Matt Ray is a multi-genre musician based in Brooklyn. He can be seen in some of the world’s best venues where he performs nightly, either fronting his own band, or accompanying some of music’s most dynamic performers. He is widely known for his arranging, music directing, songwriting, and studio artistry. Recent work includes performing and touring Taylor Mac’s A 24-Decade History of Popular Music, performing at Carnegie Hall with Kat Edmonson, music directing The Billie Holiday Project at the Apollo Theater in Harlem, penning a string and piano arrangement for the fifth season finale of Showtime’s Nurse Jackie, performing at the Disney REDCAT with Joey Arias, performing in Paris with Mx. Justin Vivian Bond, and playing Town Hall with Bridget Everett and the Tender Moments.
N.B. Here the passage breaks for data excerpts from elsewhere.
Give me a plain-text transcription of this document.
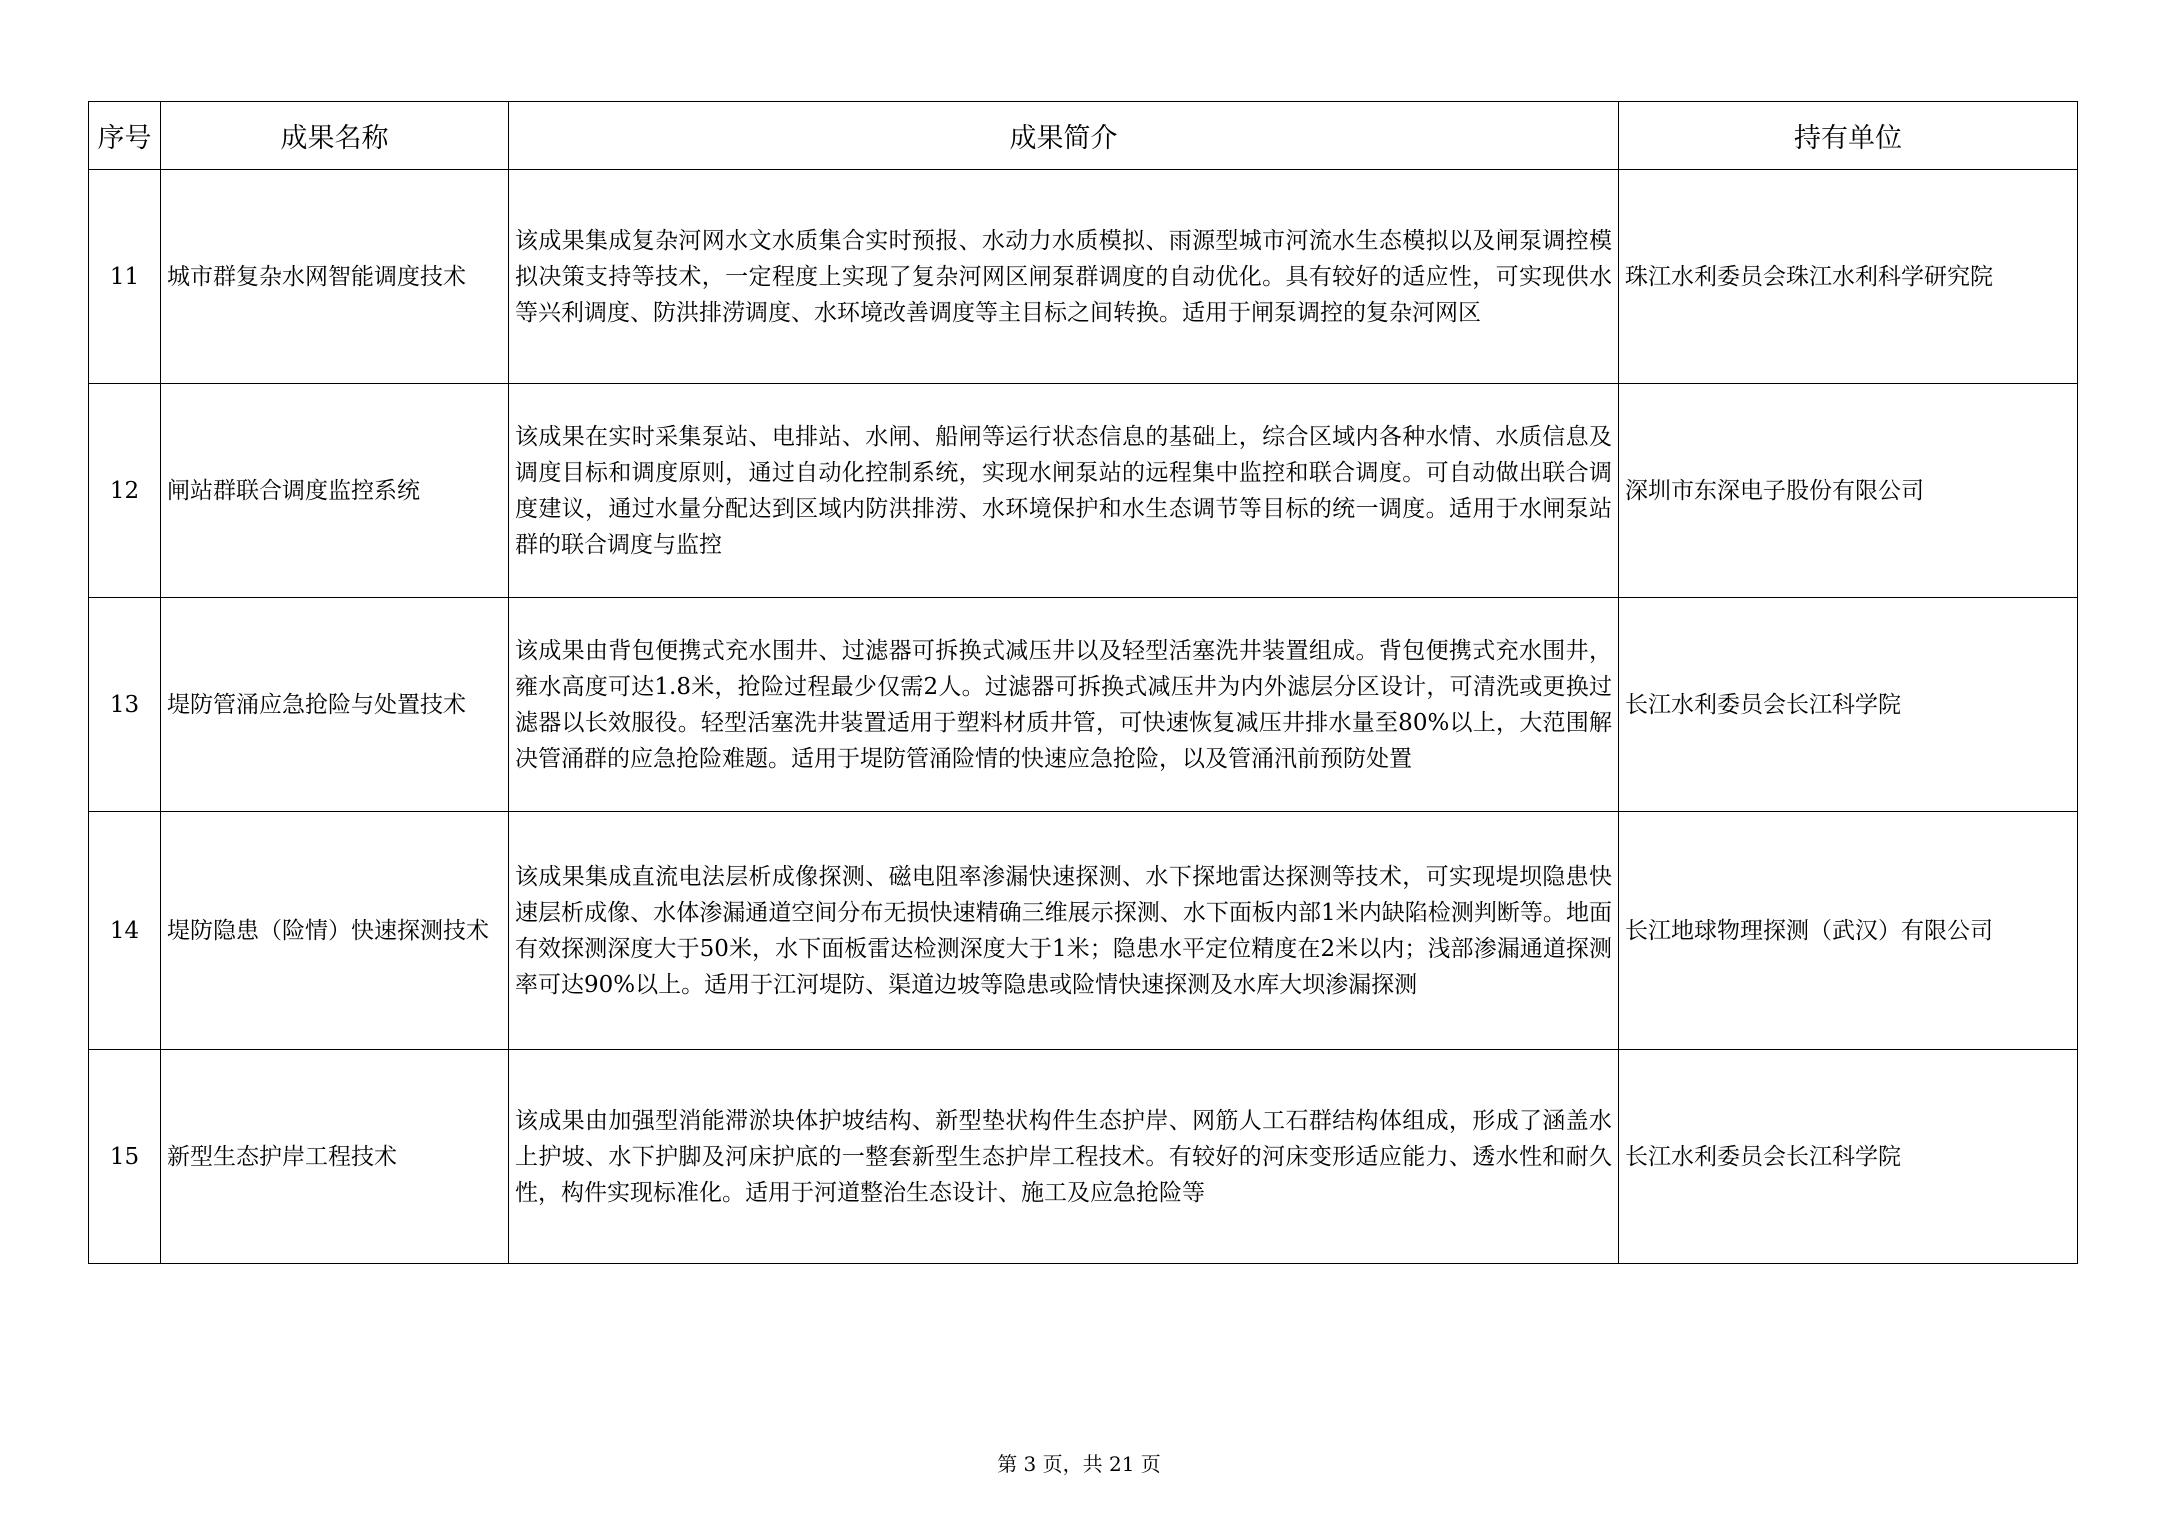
序号	成果名称	成果简介	持有单位
11	城市群复杂水网智能调度技术	该成果集成复杂河网水文水质集合实时预报、水动力水质模拟、雨源型城市河流水生态模拟以及闸泵调控模拟决策支持等技术，一定程度上实现了复杂河网区闸泵群调度的自动优化。具有较好的适应性，可实现供水等兴利调度、防洪排涝调度、水环境改善调度等主目标之间转换。适用于闸泵调控的复杂河网区	珠江水利委员会珠江水利科学研究院
12	闸站群联合调度监控系统	该成果在实时采集泵站、电排站、水闸、船闸等运行状态信息的基础上，综合区域内各种水情、水质信息及调度目标和调度原则，通过自动化控制系统，实现水闸泵站的远程集中监控和联合调度。可自动做出联合调度建议，通过水量分配达到区域内防洪排涝、水环境保护和水生态调节等目标的统一调度。适用于水闸泵站群的联合调度与监控	深圳市东深电子股份有限公司
13	堤防管涌应急抢险与处置技术	该成果由背包便携式充水围井、过滤器可拆换式减压井以及轻型活塞洗井装置组成。背包便携式充水围井，雍水高度可达1.8米，抢险过程最少仅需2人。过滤器可拆换式减压井为内外滤层分区设计，可清洗或更换过滤器以长效服役。轻型活塞洗井装置适用于塑料材质井管，可快速恢复减压井排水量至80%以上，大范围解决管涌群的应急抢险难题。适用于堤防管涌险情的快速应急抢险，以及管涌汛前预防处置	长江水利委员会长江科学院
14	堤防隐患（险情）快速探测技术	该成果集成直流电法层析成像探测、磁电阻率渗漏快速探测、水下探地雷达探测等技术，可实现堤坝隐患快速层析成像、水体渗漏通道空间分布无损快速精确三维展示探测、水下面板内部1米内缺陷检测判断等。地面有效探测深度大于50米，水下面板雷达检测深度大于1米；隐患水平定位精度在2米以内；浅部渗漏通道探测率可达90%以上。适用于江河堤防、渠道边坡等隐患或险情快速探测及水库大坝渗漏探测	长江地球物理探测（武汉）有限公司
15	新型生态护岸工程技术	该成果由加强型消能滞淤块体护坡结构、新型垫状构件生态护岸、网筋人工石群结构体组成，形成了涵盖水上护坡、水下护脚及河床护底的一整套新型生态护岸工程技术。有较好的河床变形适应能力、透水性和耐久性，构件实现标准化。适用于河道整治生态设计、施工及应急抢险等	长江水利委员会长江科学院
第 3 页，共 21 页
Other recent work includes performing at the Hollywood Bowl with reggae legend Burning Spear and a month of shows at the Edinburgh Fringe with Lady Rizo. In addition, Matt music directed and played piano in Taylor Mac’s Obie Award-winning play, The Lily’s Revenge, at the HERE Arts Center in New York. Matt has released two jazz albums as a leader: We Got It! (2001) and Lost In New York (2006) and one album of original pop/folk material called Songs for the Anonymous (2013).